Welcome to my life . . . .

This is a blog about my passion: dollhouses and miniatures. This particular blog was started to follow my miniature dream: to create a Victorian Mansion. But work on my Mansion is slow. Very slow. Sloth slow. Ice Age glacier movement slow. Why? Because I am easily distracted by other personal miniature projects (I have 50+ roomboxes and 15 dollhouses in various stages of incompletion) and because I work for a miniature shop and am often up to my elbows in miniature projects that aren't mine!

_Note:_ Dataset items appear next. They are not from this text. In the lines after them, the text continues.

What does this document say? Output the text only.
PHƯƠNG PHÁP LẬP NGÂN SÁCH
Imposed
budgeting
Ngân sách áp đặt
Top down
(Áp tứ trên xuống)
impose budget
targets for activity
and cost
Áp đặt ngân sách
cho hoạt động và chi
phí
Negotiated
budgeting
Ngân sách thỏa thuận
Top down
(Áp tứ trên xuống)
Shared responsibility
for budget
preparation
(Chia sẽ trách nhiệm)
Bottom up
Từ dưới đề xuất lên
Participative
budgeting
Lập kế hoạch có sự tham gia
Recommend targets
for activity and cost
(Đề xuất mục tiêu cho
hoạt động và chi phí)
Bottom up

So, I thought, some artists work in a particular medium (woods, watercolors, clay, oils, etc.), I work in progress . . . .

Wednesday, February 25, 2015

A Return to the Non-Colonial Colonial

Late last year we worked on an adorable little green house (Customer's Non-Colonial Colonial) replacing some railings and shingles and cutting an archway from the kitchen to the dining room.

Customer took dollhouse back home and removed the old wallpapers and prepared the ceilings so when she brought it back to us, we could install new papers and glue the arch trims in place.

Last year the kitchen looked like this:


Rocking the retro look?
We cut the archway.
Then, after customer removed papers and returned it to us, we installed the arch trim on either side of the archway.
The raw edge of the wood wall between the arch trims looks uneven and nasty.  Even if we were to paint it, it would not look as nice as I'd like.  So in went the wall spackle fill . . .
In the photo above the wall spackle is still wet which is why it is slightly pink (I use the spackle that goes on pink and turns white when it's dry and ready to sand).  Once it was sanded and smooth, it looks so nice:
The other part of the house that turned out nicely was the living room.  Customer picked a blue paint for the top of the room and a stripe wallpaper for the bottom part.
You can't see it in the photo above, but the hardest part papering in this room was going up the stairs:
Papering and painting around all those non-removable stairs, door trims, window trims and baseboards was tricky but I think it all turned out nicely enough in the end!

Another fun room was the bathroom/upstairs hallway:
I am glad the customer took our advice and went with the same paper for the bathroom and hallway: all we did was cut the border off for the hallway walls.  Tied the two rooms together yet kept the bathroom a separate space.  This area was too small to do two separate color/coordinating papers so this was a nice compromise.  Customer wanted to keep the original yellow tile that had been in the bathroom so we thought the ducky paper went well with it.

Here are photos of the rest of the house:

Girl's Bedroom

Dining Room

Master Bedroom
Attic rooms got a fresh coat of paint.  Overall, this house is going to make a little granddaughter so happy when she gets it for her birthday!  What a great gift!
BEFORE any work was done
AFTER: A bright and cheery home ready for play!
And another dollhouse survives, passed down to another generation, for hours of enjoyment and play!